Just as it had managed to stabilise the political situation last autumn and shown a great flurry of activity in pressing ahead with permitting FDI in retail and then hanging Ajmal Kasab and Afzal Guru in quick succession, it found the ground under its feet slipping with the sudden emergence of the AgustaWestland helicopter scandal and Chidambaram's indifferent Budget reflects the return to the Congress normal of pusillanimity.


No matter what Saint Antony the defence minister says, something remains rotten in Denmark.
We know that €51 million have been charged extra for the 12 helicopters, but what we need to know is why that has happened and who has received those moneys.
The Tyagis, as one writer has pointed out, are red herrings who have, at best managed some Euros in the hundred thousands, but there appear to be some people who have got the money in tens of millions.
Who are they ? The first part of the Congress strategy now rests in the hope that public memory tends to be short.
An AgustaWestland AW101 medium-lift helicopter
Given the many scandals we have been deluged with - the CWG scams, the 2G scandal, the National Rural Health Mission scam of UP and so on - they hope that people will forget the trifling matter of €51 million.
So, in quick order, the government has proactively insisted on a Joint Parliamentary Committee to investigate the issue.
Given the way the JPC for 2G is working, you can be sure that the helicopter matter will soon be buried in a mountain of words and chicanery.
The second part rests on the hope that with inflation down, the economy will pick up in the coming months and year and bring in a touch of the "feel-good" factor on the eve of the elections, which must take place by May 2014.
A lot of the hope, of course, rests on the figures that the government has itself conjured up.
While no sensible person would want the economy to tank so as to celebrate the schadenfreude of a possible election loss of the Congress, it is a fact that nothing in the numbers at this juncture provides any room for comfort.
It is true, of course, that economic forecasting using current statistics is notoriously difficult since the figures never quite catch the moment when things go up, rather than down.
But, to be brutally honest, in recent times, they have quite distinctly tended to head southwards. 

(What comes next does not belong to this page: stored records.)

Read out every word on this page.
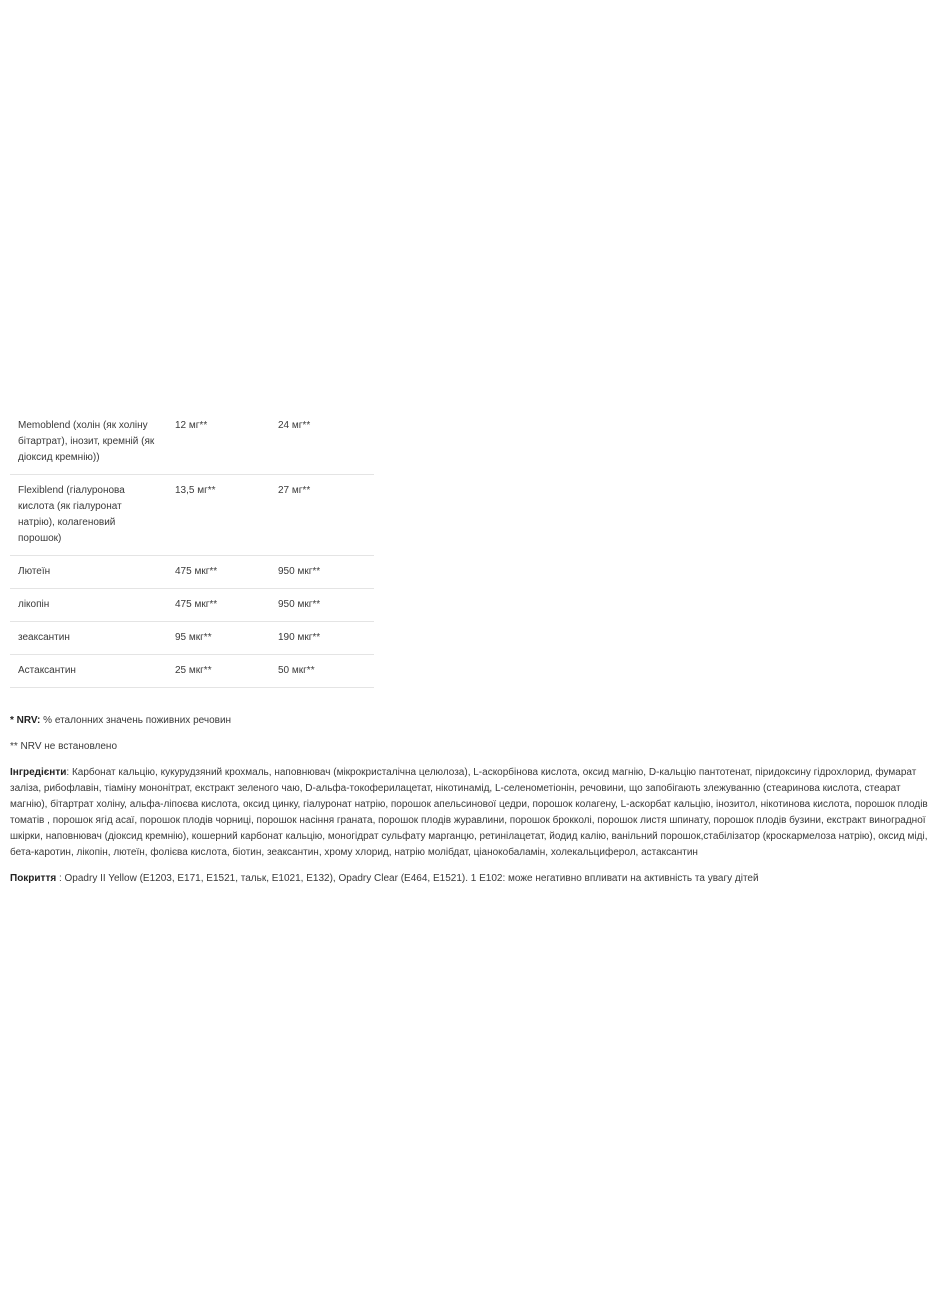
Memoblend (холін (як холіну бітартрат), інозит, кремній (як діоксид кремнію))	12 мг**	24 мг**
Flexiblend (гіалуронова кислота (як гіалуронат натрію), колагеновий порошок)	13,5 мг**	27 мг**
Лютеїн	475 мкг**	950 мкг**
лікопін	475 мкг**	950 мкг**
зеаксантин	95 мкг**	190 мкг**
Астаксантин	25 мкг**	50 мкг**

* NRV: % еталонних значень поживних речовин

** NRV не встановлено

Інгредієнти: Карбонат кальцію, кукурудзяний крохмаль, наповнювач (мікрокристалічна целюлоза), L-аскорбінова кислота, оксид магнію, D-кальцію пантотенат, піридоксину гідрохлорид, фумарат заліза, рибофлавін, тіаміну мононітрат, екстракт зеленого чаю, D-альфа-токоферилацетат, нікотинамід, L-селенометіонін, речовини, що запобігають злежуванню (стеаринова кислота, стеарат магнію), бітартрат холіну, альфа-ліпоєва кислота, оксид цинку, гіалуронат натрію, порошок апельсинової цедри, порошок колагену, L-аскорбат кальцію, інозитол, нікотинова кислота, порошок плодів томатів , порошок ягід асаї, порошок плодів чорниці, порошок насіння граната, порошок плодів журавлини, порошок брокколі, порошок листя шпинату, порошок плодів бузини, екстракт виноградної шкірки, наповнювач (діоксид кремнію), кошерний карбонат кальцію, моногідрат сульфату марганцю, ретинілацетат, йодид калію, ванільний порошок,стабілізатор (кроскармелоза натрію), оксид міді, бета-каротин, лікопін, лютеїн, фолієва кислота, біотин, зеаксантин, хрому хлорид, натрію молібдат, ціанокобаламін, холекальциферол, астаксантин

Покриття : Opadry II Yellow (E1203, E171, E1521, тальк, E1021, E132), Opadry Clear (E464, E1521). 1 E102: може негативно впливати на активність та увагу дітей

CBI has named former air chief Tyagi (pictured) and his cousins in AugustaWestland preliminary enquiry
CBI has named former air chief Tyagi (pictured) and his cousins in AugustaWestland preliminary enquiry

The third hope of the ruling party is that the Modi bandwagon may have peaked a tad early.
Were the elections to have been held this summer, the BJP, or to be precise, Mr Modi, may have caught the Congress on the ascendant.
But, to repeat the tired phrase, a year is a long time in politics.
For the famously factious Sangh parivar to keep its act together for one long year may not be an easy task.
The fourth, and this is somewhat of a forlorn hope for the Congress, is that its heir apparent gets his act together in the coming year.
So far, we have been told through carefully managed media exercises that Rahul Gandhi is busy overhauling the organisation.
But to win elections he needs the organisation all right, but he also needs charisma.


The Congress, and this does not really have to be repeated, depends vitally on the Gandhi-Nehru brand to win elections.
So far, unfortunately for the party, young Mr Gandhi has not shown himself to be an election winner.
Indeed, he has not shown himself to be a particularly diligent party worker either.
Not for nothing is he called the "reluctant prince".
Whether he can shed that image in the coming year remains to be seen.
Yet, the Congress, at least, has the benefit of knowing which direction it is heading in terms of social and economic policy.
The internal debates of the past are over and Ms Sonia Gandhi seems to have signed on to Manmohan Singh and P Chidambaram's growth plus strategy.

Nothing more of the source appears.